Jeu du courrier - 4 - ekwerkwe

Quand les voyantes ne voient plus très bien, et écrivent au poète du rez-de-chaussée, il peut s'en passer des choses.

Parmi ces choses, la plus probable, est la réponse du poète à la voyante, faisant appel à son tour au savoir de la voyante. Celle-ci se défilant, le poête est bien obligé de se débrouiller... Voyons comment il s'en sort :

***

Geoffroy Guibert
Poète
3 impasse de la Chaise percée
Rez-de-Chaussée
546 025 Sainte-Perthe-Prés

Madame ma délicieuse voisine,

    Votre lettre, gracieusement glissée sous mon paillasson, m’a plongé dans les délices du désespoir. En effet, je venais tout juste d’élucider l’énigme de la disparition de votre mignonne Minette, lorsqu’elle (votre lettre) m’atteignit. Bien que la possibilité d’une visite à la cave, en votre compagnie, se pare d’un dangereux attrait, je sais que votre Minette ne s’y trouve pas, et il me faut hélas y renoncer.
    Mais laissez-moi, au risque de vous ennuyer, vous raconter le cheminement de mon enquête depuis la dernière lettre que je vous adressai.

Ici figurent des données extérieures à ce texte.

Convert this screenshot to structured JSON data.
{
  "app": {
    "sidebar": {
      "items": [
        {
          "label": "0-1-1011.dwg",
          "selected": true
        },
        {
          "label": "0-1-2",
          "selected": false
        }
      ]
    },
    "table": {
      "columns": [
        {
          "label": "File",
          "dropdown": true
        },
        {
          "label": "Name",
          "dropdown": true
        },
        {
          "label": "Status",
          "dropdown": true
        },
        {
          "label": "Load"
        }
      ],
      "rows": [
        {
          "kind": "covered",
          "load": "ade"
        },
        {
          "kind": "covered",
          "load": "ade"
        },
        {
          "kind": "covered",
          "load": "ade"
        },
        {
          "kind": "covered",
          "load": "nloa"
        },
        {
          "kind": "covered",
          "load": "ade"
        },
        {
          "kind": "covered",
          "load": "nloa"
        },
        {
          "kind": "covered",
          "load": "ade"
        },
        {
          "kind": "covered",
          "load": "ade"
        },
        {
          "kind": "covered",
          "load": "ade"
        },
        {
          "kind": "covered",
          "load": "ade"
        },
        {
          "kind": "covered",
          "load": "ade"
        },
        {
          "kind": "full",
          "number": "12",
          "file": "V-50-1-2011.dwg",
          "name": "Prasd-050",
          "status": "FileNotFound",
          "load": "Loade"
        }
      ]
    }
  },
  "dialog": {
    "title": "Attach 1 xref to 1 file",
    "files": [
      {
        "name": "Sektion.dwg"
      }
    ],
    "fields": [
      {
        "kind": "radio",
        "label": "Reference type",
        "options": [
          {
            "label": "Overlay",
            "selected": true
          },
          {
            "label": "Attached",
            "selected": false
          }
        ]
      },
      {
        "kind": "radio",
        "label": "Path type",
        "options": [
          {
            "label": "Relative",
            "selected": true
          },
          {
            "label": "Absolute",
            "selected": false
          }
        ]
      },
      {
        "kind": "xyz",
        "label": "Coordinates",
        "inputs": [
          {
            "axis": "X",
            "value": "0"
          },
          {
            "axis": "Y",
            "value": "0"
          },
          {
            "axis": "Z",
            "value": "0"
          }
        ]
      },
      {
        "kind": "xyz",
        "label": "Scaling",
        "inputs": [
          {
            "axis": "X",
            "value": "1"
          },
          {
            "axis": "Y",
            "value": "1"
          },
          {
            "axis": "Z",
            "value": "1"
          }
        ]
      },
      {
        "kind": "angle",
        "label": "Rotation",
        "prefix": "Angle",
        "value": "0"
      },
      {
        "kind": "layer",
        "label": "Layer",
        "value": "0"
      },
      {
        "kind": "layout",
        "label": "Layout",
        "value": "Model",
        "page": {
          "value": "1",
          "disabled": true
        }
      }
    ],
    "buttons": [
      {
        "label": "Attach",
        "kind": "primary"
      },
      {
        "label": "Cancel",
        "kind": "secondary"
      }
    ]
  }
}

    Mon imagination toute remplie de vous, de votre Minette, et de cet étrange poème, je regagnais mon logis après avoir glissé ma missive sous votre porte. Dans l’escalier, je rencontrai Agnès, la charcutière aux bras si joliment dodus, qui m’avait apporté votre première lettre. Que voulez-vous ? l’étroitesse de notre modeste escalier, en rapprochant les corps, favorise les confidences : Agnès m’avoua avoir jeté un œil indiscret à ce courrier qui ne lui était pas destiné. J’excusai bien vite la charmante enfant, qui ne m’a pas caché avoir été motivée par de tendres pensées. Comment en vouloir à une femme qui a le secret des bouchées de pâté ? bouchées dont elle me régala d’ailleurs le soir-même. Bref, j’aurais manqué de cœur en lui gardant rancune.
    Je m’endormis donc repus, et ce n’est point si courant, en ces temps de pénurie où l’on trouve plus facilement, et pour moins cher, des huîtres que de la côtelette d’agneau. Je rêvai que j’étais un secret marchant sous la lune en compagnie de votre Minette… Et au matin, lorsque je m’éveillai, mon esprit purifié comme une vitre fraîchement lavée embrassa le sens caché du poème… et je sus, avec certitude, où se trouvait votre Minette.
    Le nom de Ragueneau vous est-il familier ? Quelques recherches, une rapide étude de la rime et de la métrique, et le doute n’était plus possible : mon mystérieux poème était une très ancienne recette du pâtissier-poète, une longue métaphore dissimulant sous son romantisme échevelé ingrédients secrets et tours de main de maître.
   Oh ! Je suis parfaitement sûr de moi ! Notez l’habileté avec laquelle Ragueneau fait progresser son poème, les éléments qui s’ajoutent les uns aux autres, leur progression, les pauses dans l’action, les reprises, jusqu’à ce dernier et sublime paragraphe, consacré non à la recette mais à l’ingestion du résultat : quelle gourmandise ! N’est-ce point sublime ? Je ne détaillerai pas le poème pour ne point vous lasser (je me contente de joindre une copie de mon étude), nous en discuterons mieux de vive voix.

(image à cliquer)

la_recette_de_Ragueneau

    Restait une question, essentielle : d’où venait ce vieux papier que je trouvai ? Las ! Il ne peut, je le crains, venir que d’une seule personne, une personne suffisamment versée dans les arts culinaires pour être un jour entrée en possession de cette recette – mais malheureusement si peu au courant de l’art subtil de la métaphore qu’elle l’aurait appliquée à la lettre. Ainsi je sais à présent où se trouve votre Minette, et je puis vous assurer que l’accorte Agnès a su transcender la recette du quatre-quarts à l’orange de Ragueneau pour en faire les plus subtiles, les plus divines bouchées de pâté qui se puissent imaginer.
   Permettez-moi donc de venir chez vous ce soir avec quelques unes de ces délicatesses : j’ai acheté à Agnès toutes celles qu’il restait. Les bulles de votre champagne, en sus de se marier idéalement au goût des bouchées, nous permettront de communier ensemble, une dernière fois, avec les ultimes manifestations sur Terre de cette chère Minette.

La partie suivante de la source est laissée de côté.